Leur corps, leur choix: vraiment?

Praxistipp
Édition
2023/11
DOI:
https://doi.org/10.4414/bms.2023.21591
Bull Med Suisses. 2023;104(11):72-73

Publié le 15.03.2023

Droit Les témoignages de femmes qui ont subi des violences obstétricales se multiplient. Privées de leur consentement, elles vivent l’accouchement comme un moment de déresponsabilisation. Que dit la législation suisse à ce propos?
Le consentement libre et éclairé constitue aujourd’hui la pierre angulaire du droit médical. Ce principe juridique a permis de rééquilibrer la relation patient-médecin longtemps restée inégale et hiérarchique. Dans le domaine des soins obstétricaux, le consentement libre et éclairé semble toutefois moins acquis. Ces dernières années, de nombreuses femmes ont partagé des expériences de non-respect de leurs volontés au moment de l’accouchement. Ces violences obstétricales peuvent inclure des interventions non nécessaires, des interventions intrusives ou brutales sans consentement, et des violences verbales et émotionnelles.
© Luca Bartulović

L’accouchement, une pathologie?

La médicalisation de l’accouchement a largement contribué à réduire la mortalité maternelle et des nouveau-nés. En cas d’urgence, le droit permet de faire abstraction du consentement libre et éclairé. De telles interventions urgentes doivent être justifiées et documentées. L’urgence constitue toutefois une exception. Un accouchement est en principe une situation naturelle et non pathologique. Il n’existe aucune raison juridique de ne pas appliquer les mêmes standards de consentement pour les décisions à prendre lors d’un accouchement que pour d’autres actes médicaux. Des pressions temporelles et économiques ne sauraient pas justifier des interventions non nécessaires et non consenties pour accélérer un accouchement par exemple.

La déresponsabilisation de la femme

Les violences obstétricales sont devenues un sujet préoccupant les juristes. Le texte phare dans ce contexte est la Convention sur l’élimination de toutes les formes de discrimination à l’égard des femmes (CEDAW), entrée en vigueur pour la Suisse en 1997. En 2022, le Comité CEDAW a pour la première fois condamné un pays, l’Espagne, pour les violences obstétricales subies par une femme. Dans ce cas, extrême certes et suivi de réparations monétaires, le Comité a défini les violences obstétricales comme un type particulier de violences contre les femmes lors de l’accouchement dans des centres hospitaliers, dont il a été montré qu’elles sont très répandues, systématiques dans leur nature et ancrées dans les systèmes de soins.
Le phénomène des violences obstétricales révèle un paradoxe touchant au corps de la femme, entre sa responsabilisation pendant la grossesse (suivi de grossesse médicalisé, messages de santé publique concernant les comportements à risque) et sa déresponsabilisation au moment de l’accouchement. Cette déresponsabilisation mène à une situation dans laquelle le consentement libre et éclairé de la femme n’est pas toujours respecté.

Un paradoxe légal

Comment appréhender les violences obstétricales par le droit? Au-delà des mécanismes de droit international, le droit suisse offre les voies habituelles passant par le principe du consentement libre et éclairé protégé par l’article 10 de la Constitution fédérale, l’article 28 du Code civil et le droit cantonal pertinent. Une femme ayant été victime de violences obstétricales peut ainsi faire valoir ses droits par le biais de ces dispositions-là.
Tandis que les droits constitutionnel et civil imposent le consentement libre et éclairé de la femme pour les actes médicaux pendant l’accouchement, le droit pénal maintient l’idée d’une capacité de discernement altérée.
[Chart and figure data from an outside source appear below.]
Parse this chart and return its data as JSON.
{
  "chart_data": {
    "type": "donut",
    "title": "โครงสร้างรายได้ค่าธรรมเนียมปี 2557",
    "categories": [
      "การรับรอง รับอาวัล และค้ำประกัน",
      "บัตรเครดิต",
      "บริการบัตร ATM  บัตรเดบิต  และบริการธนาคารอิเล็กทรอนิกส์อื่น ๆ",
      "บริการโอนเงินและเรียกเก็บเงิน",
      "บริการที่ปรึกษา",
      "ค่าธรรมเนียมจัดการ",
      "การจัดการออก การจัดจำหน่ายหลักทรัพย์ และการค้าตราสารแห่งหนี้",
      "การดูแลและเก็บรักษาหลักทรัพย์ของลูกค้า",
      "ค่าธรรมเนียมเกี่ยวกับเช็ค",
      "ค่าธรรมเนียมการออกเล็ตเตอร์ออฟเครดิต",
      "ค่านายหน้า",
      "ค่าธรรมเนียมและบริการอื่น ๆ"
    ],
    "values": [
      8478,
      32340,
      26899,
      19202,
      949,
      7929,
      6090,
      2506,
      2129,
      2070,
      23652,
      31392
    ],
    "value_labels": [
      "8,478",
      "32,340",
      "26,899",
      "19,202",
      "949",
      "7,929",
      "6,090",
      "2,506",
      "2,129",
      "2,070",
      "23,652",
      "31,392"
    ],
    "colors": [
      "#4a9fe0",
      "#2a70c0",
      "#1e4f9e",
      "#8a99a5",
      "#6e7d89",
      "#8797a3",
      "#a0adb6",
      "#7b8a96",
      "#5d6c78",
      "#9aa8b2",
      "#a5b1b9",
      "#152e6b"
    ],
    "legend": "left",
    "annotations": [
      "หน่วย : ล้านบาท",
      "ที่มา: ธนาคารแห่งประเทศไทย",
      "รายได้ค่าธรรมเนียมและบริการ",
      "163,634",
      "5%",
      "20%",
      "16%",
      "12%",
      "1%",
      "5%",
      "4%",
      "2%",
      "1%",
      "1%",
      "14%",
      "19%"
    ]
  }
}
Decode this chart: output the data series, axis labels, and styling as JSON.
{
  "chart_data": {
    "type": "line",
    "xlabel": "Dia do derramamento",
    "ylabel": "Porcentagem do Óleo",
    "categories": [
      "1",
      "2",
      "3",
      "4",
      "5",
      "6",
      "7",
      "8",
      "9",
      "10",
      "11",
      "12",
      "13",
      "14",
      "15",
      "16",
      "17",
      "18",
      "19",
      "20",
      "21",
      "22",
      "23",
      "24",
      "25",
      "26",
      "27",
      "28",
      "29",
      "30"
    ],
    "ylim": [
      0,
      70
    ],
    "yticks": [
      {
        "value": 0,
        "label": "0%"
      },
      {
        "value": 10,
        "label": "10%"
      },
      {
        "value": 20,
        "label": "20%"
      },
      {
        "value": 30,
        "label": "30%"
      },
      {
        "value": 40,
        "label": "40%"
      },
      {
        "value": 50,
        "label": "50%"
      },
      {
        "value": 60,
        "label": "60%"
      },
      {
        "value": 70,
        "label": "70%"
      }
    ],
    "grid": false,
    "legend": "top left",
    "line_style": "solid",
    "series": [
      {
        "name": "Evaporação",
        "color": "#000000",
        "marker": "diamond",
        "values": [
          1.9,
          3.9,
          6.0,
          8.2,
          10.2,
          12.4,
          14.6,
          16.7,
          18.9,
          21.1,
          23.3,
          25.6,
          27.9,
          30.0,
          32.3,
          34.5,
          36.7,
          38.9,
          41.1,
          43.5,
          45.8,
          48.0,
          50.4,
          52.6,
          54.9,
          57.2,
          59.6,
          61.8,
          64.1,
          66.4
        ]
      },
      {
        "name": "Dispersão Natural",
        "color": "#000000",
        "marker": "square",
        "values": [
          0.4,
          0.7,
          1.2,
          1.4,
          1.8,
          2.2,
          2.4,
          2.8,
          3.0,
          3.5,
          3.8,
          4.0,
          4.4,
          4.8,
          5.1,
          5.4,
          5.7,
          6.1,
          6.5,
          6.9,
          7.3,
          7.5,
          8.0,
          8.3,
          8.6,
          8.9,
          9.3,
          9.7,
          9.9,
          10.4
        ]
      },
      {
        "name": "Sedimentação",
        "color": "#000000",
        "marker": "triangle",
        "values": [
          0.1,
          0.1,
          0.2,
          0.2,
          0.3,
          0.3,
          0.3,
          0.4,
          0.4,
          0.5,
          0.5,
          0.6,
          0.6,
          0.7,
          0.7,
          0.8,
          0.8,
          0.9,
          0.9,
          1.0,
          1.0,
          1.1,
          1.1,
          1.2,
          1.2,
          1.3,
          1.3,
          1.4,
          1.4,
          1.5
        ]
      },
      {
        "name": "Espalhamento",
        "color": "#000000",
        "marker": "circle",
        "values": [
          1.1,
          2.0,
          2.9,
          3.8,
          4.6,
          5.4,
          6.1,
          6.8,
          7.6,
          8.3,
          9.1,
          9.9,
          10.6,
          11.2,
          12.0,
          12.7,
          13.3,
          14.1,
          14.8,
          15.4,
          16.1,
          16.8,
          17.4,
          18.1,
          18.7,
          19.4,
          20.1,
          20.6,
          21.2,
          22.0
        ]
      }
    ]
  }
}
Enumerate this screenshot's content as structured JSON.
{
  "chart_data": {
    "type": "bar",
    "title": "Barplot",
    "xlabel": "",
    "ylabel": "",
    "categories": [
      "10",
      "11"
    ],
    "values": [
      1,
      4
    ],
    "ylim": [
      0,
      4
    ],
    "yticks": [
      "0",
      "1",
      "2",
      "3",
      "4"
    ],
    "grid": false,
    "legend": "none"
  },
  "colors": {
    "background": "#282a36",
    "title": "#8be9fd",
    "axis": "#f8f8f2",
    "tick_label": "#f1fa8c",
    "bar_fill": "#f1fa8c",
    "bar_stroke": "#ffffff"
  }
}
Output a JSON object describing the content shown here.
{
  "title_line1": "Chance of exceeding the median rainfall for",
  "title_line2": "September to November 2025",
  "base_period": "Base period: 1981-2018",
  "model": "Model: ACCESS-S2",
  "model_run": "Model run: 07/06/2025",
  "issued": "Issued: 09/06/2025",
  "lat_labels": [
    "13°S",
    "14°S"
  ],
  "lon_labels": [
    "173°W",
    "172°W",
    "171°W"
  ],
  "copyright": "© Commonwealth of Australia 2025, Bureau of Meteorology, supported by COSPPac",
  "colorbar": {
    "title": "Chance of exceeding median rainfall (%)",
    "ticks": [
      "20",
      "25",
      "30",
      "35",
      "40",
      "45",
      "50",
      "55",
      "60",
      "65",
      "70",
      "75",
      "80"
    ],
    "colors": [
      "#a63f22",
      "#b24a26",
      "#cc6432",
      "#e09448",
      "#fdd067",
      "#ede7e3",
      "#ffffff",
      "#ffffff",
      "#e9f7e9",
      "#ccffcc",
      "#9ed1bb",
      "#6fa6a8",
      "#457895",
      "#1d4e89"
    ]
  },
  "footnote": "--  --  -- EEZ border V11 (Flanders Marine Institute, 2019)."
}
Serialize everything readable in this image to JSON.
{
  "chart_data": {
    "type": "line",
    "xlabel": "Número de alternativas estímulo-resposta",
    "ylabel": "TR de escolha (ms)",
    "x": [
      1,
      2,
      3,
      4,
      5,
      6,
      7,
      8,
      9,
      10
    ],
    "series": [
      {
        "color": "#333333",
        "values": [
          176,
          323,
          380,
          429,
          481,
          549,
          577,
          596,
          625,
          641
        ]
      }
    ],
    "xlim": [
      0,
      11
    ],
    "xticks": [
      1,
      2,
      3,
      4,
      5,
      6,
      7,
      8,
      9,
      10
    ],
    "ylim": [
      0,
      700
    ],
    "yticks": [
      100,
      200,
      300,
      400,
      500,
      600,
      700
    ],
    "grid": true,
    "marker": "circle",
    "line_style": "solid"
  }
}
Selon l’article 116 du Code pénal, la femme qui tue son enfant pendant ou juste après l’accouchement bénéficie de circonstances atténuantes concernant la sanction de son acte. Le droit pénal nourrit ainsi l’image de la femme qui accouche comme n’étant pas en pleine possession de ses facultés, en contradiction avec les études scientifiques dans ce domaine. Cette image a des répercussions négatives sur la façon dont les femmes sont traitées par le système médical lors de l’accouchement. Elle maintient un terrain qui favorise des attitudes – professionnelles et institutionnelles – menant à des interventions médicales à l’encontre ou en l’absence de consentement. Pour prévenir des violences obstétricales, cette image de la femme doit disparaître, du droit et de la pratique médicale.
Prof. Dre Mélanie Levy
Professeure assistante et codirectrice de l’Institut de droit de la santé, Faculté de droit, Université de Neuchâtel. Directrice d’un projet de recherche FNS Eccellenza.